Au sommet de la Punta D'Orogna, l'horizon s'ouvre vers le Sud. Au loin, on devine le début des sommet des Dolomites di Brenta et peut être la brume au dessus du lac de Lugano. Les gigantesques pentes devant nous sont une invitation à la liberté et au voyage! L'immense vallon de Devero sous nos yeux s'étire sur 1500m de dénivellée et une dizaine de km de long vers l'Alpe Devero ou nous allons dormir ce soir. L'impression de solitude est saisissante dans une pareille immensité. La neige durcie par le froid porte parfaitement. Nos dévallons ces pentes à grande vitesse en dessinant des arabesques mystérieuses. Instants merveilleux ! Notre petit groupe s'étire dans l'immensité du vallon avant de se retrouver comme des abeilles au resserrement de la vallée lorsqu'elle bifurque au sud vers l'Alpe Devero.
La fin de la descente est un peu plus complexe à négocier dans des pentes raides qui manquent de neige au milieu des rhodos et des arbustes. qui ont envie de fleurir. Au loin on apercoit une piste de ski en versant nord, sans skieurs, paradoxe de notre civilisation consumériste ! Tout cela nous paraît incongru ! Nous devons déchausser sur quelques centaines de mètres et jongler avec les langues de neige finales. Il nous faut encore traverser l'immense étendue de neige de l'Alpe Devero , remonter un peu et se mouiller les pieds dans un torrent sans pont de neige pour arriver vers 18H au Rifugio Castiglioni après une extraordinaire journée de traversée. Des bières fraîches nous attendent. Nous mangerons des pâtes pour le dîner. Nous sommes seuls au refuge encore ce soir ! Tutto Bene. Le bonheur est total !
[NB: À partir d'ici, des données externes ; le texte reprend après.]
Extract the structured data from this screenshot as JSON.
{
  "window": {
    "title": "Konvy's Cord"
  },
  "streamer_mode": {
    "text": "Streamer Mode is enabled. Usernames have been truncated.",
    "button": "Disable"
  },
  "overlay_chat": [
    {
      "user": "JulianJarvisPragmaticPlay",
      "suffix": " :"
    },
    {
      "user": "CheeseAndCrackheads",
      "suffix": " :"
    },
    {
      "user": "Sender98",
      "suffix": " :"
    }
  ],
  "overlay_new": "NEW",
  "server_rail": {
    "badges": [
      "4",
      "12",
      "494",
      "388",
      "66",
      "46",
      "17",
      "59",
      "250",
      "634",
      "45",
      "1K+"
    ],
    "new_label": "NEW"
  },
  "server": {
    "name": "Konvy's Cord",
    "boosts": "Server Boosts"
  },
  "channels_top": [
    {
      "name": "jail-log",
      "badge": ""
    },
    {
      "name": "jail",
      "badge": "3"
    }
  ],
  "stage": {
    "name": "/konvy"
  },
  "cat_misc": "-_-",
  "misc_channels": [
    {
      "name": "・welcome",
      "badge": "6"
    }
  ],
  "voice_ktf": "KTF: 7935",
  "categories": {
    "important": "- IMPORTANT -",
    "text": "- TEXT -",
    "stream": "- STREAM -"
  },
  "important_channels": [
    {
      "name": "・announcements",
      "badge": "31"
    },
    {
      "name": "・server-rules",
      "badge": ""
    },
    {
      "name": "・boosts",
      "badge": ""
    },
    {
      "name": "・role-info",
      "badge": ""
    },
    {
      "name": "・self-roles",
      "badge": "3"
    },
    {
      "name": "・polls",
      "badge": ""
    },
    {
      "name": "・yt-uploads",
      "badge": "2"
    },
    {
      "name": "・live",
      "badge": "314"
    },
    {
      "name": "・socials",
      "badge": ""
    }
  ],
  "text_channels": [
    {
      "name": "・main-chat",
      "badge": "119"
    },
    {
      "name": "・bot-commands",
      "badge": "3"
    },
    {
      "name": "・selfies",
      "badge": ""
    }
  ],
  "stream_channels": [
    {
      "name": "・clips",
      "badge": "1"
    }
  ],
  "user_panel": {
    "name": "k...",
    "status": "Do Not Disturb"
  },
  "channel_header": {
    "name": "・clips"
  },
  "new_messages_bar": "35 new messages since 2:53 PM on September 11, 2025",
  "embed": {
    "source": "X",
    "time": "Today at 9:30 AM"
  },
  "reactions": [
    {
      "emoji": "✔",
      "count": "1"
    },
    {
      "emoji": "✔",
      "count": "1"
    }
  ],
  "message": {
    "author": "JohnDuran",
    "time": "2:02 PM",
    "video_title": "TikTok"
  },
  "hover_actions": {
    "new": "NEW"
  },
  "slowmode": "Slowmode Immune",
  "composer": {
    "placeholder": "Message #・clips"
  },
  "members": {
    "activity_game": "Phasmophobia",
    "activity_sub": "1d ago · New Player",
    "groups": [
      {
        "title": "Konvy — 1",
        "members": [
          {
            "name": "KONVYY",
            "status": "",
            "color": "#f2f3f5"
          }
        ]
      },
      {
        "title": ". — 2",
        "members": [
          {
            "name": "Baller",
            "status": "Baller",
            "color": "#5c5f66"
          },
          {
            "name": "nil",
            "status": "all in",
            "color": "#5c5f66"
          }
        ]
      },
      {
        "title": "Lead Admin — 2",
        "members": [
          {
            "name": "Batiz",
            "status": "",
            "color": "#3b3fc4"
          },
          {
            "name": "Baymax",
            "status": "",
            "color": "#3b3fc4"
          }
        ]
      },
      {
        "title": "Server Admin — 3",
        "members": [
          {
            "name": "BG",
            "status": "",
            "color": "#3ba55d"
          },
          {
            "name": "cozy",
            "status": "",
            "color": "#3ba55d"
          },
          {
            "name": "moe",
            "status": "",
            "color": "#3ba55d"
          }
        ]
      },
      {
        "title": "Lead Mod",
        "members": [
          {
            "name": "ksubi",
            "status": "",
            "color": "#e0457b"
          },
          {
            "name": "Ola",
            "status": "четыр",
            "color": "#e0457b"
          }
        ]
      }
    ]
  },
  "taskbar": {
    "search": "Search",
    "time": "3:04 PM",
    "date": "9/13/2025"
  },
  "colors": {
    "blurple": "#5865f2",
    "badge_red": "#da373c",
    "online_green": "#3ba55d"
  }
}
J3 : Rifugio Castiglione - Mittleberg Hutte (D+ 1800 - D- 1200)
L'itinéraire que nous visons aujourd'hui est grandiose. La cime de la Punta d'Arbola sera le point d'orgue d'une longue marche d'approche puis d'une ascension magnifique se jouant du relief des versants Sud et Ouest de la montagne que nous allons garder en point de mire toute la journée. 1800m de D+ avec nos sacs de 15kg, ça commence à être sérieux. On se lève tôt, la journée promet d'être longue.
Nous démarrons depuis le refuge en suivant la trace d'une petite route envahie par la neige. Après une heure de marche facile, nous arrivons au petit hameau complètement isolé de Crampiolo. On nous avait parlé d'un petit Agriturismo de rêve dans ce hameau. L'endroit semble il est vrai assez idylique. On viendrait bien y séjourner quelques jours : sieste, farniente, montagne, soleil et pâtes fraîches ! Ce sera pour une prochaine fois. Aujourd'hui, nous ne faisons que passer et continuons vers le lac de barrage du Devero que nous longeons par la rive gauche. Tout au fond la Punta d'Arbola commence à apparaitre à l'horizon, objectif de notre étape du jour (Ci-dessous photo de D)
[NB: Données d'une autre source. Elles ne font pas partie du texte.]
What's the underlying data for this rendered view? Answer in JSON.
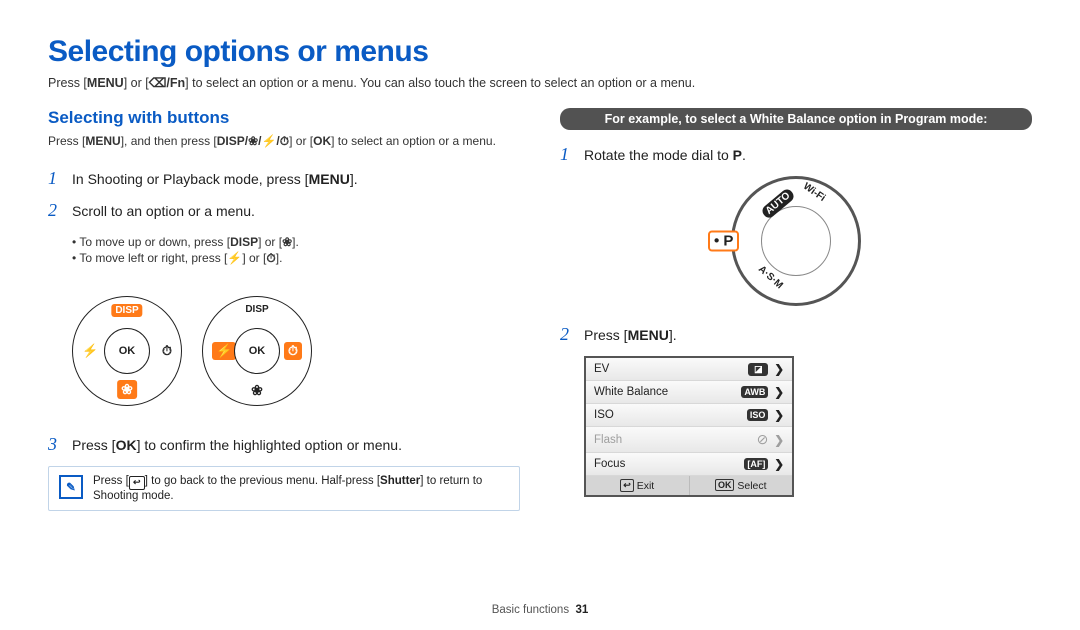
{
  "title": "Selecting options or menus",
  "intro_a": "Press [",
  "intro_menu": "MENU",
  "intro_b": "] or [",
  "intro_fn": "⌫/Fn",
  "intro_c": "] to select an option or a menu. You can also touch the screen to select an option or a menu.",
  "left": {
    "heading": "Selecting with buttons",
    "sub_a": "Press [",
    "sub_menu": "MENU",
    "sub_b": "], and then press [",
    "sub_btns": "DISP/❀/⚡/⏱",
    "sub_c": "] or [",
    "sub_ok": "OK",
    "sub_d": "] to select an option or a menu.",
    "steps": {
      "s1_num": "1",
      "s1_a": "In Shooting or Playback mode, press [",
      "s1_menu": "MENU",
      "s1_b": "].",
      "s2_num": "2",
      "s2": "Scroll to an option or a menu.",
      "s2_bullet1_a": "To move up or down, press [",
      "s2_bullet1_disp": "DISP",
      "s2_bullet1_b": "] or [",
      "s2_bullet1_flower": "❀",
      "s2_bullet1_c": "].",
      "s2_bullet2_a": "To move left or right, press [",
      "s2_bullet2_flash": "⚡",
      "s2_bullet2_b": "] or [",
      "s2_bullet2_timer": "⏱",
      "s2_bullet2_c": "].",
      "s3_num": "3",
      "s3_a": "Press [",
      "s3_ok": "OK",
      "s3_b": "] to confirm the highlighted option or menu."
    },
    "wheel": {
      "top": "DISP",
      "bottom": "❀",
      "left": "⚡",
      "right": "⏱",
      "ok": "OK"
    },
    "note_a": "Press [",
    "note_back": "↩",
    "note_b": "] to go back to the previous menu. Half-press [",
    "note_shutter": "Shutter",
    "note_c": "] to return to Shooting mode."
  },
  "right": {
    "example_bar": "For example, to select a White Balance option in Program mode:",
    "s1_num": "1",
    "s1_a": "Rotate the mode dial to ",
    "s1_mode": "P",
    "s1_b": ".",
    "modedial": {
      "p": "P",
      "auto": "AUTO",
      "wifi": "Wi-Fi",
      "asm": "A·S·M"
    },
    "s2_num": "2",
    "s2_a": "Press [",
    "s2_menu": "MENU",
    "s2_b": "].",
    "menu": {
      "items": [
        {
          "label": "EV",
          "icon": "◪",
          "disabled": false
        },
        {
          "label": "White Balance",
          "icon": "AWB",
          "disabled": false
        },
        {
          "label": "ISO",
          "icon": "ISO",
          "disabled": false
        },
        {
          "label": "Flash",
          "icon": "⊘",
          "disabled": true
        },
        {
          "label": "Focus",
          "icon": "[AF]",
          "disabled": false
        }
      ],
      "footer_exit_icon": "↩",
      "footer_exit": "Exit",
      "footer_select_icon": "OK",
      "footer_select": "Select"
    }
  },
  "footer": {
    "section": "Basic functions",
    "page": "31"
  }
}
Le site du lac de barrage est imposant, immense, adossé aux paroies. Le sentiment de solitude n'en est que plus intense. Le niveau du lac est bas à cette époque avant la fonte des neiges. Après avoir perdu un peu de temps et d'énergie en tentant de rester sur la berge rive gauche dans la forêt, nous traçons directement sur le lac gelé. Au fond, la Punta d'Arbola, objectif de la journée, domine fièrement. Elle parait encore très très loin et nous sommes pris par un petit moment de doute lorsque nous rejoignons la berge et quittons l'immensité du lac. L'effet de groupe joue à plein et ne donne pas prise à cette inquiétude. Que les distances sont grandes pourtant ! Il nous reste encore 2 cols et 1600m à gravir !
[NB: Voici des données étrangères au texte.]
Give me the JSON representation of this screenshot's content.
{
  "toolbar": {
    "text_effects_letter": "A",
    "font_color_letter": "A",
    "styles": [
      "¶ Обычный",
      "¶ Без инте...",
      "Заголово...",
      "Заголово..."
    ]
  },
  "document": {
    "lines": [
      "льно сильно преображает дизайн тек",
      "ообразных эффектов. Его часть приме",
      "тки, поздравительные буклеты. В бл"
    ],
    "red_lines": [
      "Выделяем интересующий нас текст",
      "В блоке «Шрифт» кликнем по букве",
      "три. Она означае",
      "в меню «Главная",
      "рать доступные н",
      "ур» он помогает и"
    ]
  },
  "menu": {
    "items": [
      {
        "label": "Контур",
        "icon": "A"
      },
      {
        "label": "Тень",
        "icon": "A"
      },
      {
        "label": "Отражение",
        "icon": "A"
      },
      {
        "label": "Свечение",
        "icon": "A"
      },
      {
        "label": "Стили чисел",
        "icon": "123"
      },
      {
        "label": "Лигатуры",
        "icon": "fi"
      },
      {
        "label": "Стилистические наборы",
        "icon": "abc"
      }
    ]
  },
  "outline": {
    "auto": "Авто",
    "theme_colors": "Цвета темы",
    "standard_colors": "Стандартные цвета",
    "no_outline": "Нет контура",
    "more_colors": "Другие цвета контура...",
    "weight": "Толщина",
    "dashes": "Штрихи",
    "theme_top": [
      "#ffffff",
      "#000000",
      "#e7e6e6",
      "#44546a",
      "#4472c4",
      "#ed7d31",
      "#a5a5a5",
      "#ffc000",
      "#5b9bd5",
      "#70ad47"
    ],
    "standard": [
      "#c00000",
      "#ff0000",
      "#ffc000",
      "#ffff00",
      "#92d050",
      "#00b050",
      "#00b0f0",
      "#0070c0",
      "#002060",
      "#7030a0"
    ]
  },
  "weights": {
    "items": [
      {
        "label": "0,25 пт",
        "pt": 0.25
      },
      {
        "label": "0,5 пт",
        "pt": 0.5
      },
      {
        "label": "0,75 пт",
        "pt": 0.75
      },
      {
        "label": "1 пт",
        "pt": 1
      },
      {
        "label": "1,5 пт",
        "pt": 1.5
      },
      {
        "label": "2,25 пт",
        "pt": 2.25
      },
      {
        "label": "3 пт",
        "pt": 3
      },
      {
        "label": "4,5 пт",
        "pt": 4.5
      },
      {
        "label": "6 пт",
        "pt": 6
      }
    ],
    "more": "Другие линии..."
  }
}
La pente se redresse doucement à la sortie du lac. Cela fait déjà 3H que nous avons quitté le refuge, et nous commencons à peine à grimper! A partir de ce moment, Il nous faut d'abord rejoindre le col des contrebandiers (tout un programme derrière ce joli nom qui nous replonge dans d'autres époques) 600m au dessus. Le soleil a commencé à transformer la neige en surface et la montée est agréable. Pas besoin de couteaux malgré la raideur de la pente ! Arrivé au col des contrebandiers (Photo du milieu ci dessous) on distingue de l'autre coté la Binntal qui s'enfonce au loin vers la vallée du Rhone. Derrière le col, nous pénétrons dans un vallon suspendu (photo D ci dessous) qui nous emmène par un couloir raide vers l'Eggerscharte 500m au dessus (ci dessous photo de D)
L'impression d'isolement est fort en gravissant le couloir vers l'Eggerscharte pass. La pente terminale est très raide et la neige difficile ! Ca passe a ski ... mais c'est très très limite. Le col lui même est un petit trou de souris qui permet de basculer vers la pente somitale de la Punta d'Arbola. Il faut redescendre à pied ou à ski par une pente raide un peu scabreuse (Photo du milieu ci dessous). La fatigue commence à se faire sentir. On a déjà 1400m dans les pattes et 7H d'ascension. On fait une pause, on s'hydrate, on avale quelques fruits secs avant de s'engager dans la pente terminale vers l'arête et le sommet. Encore 400m à gravir ! Nous manquons d'eau. La fin se fera au mental !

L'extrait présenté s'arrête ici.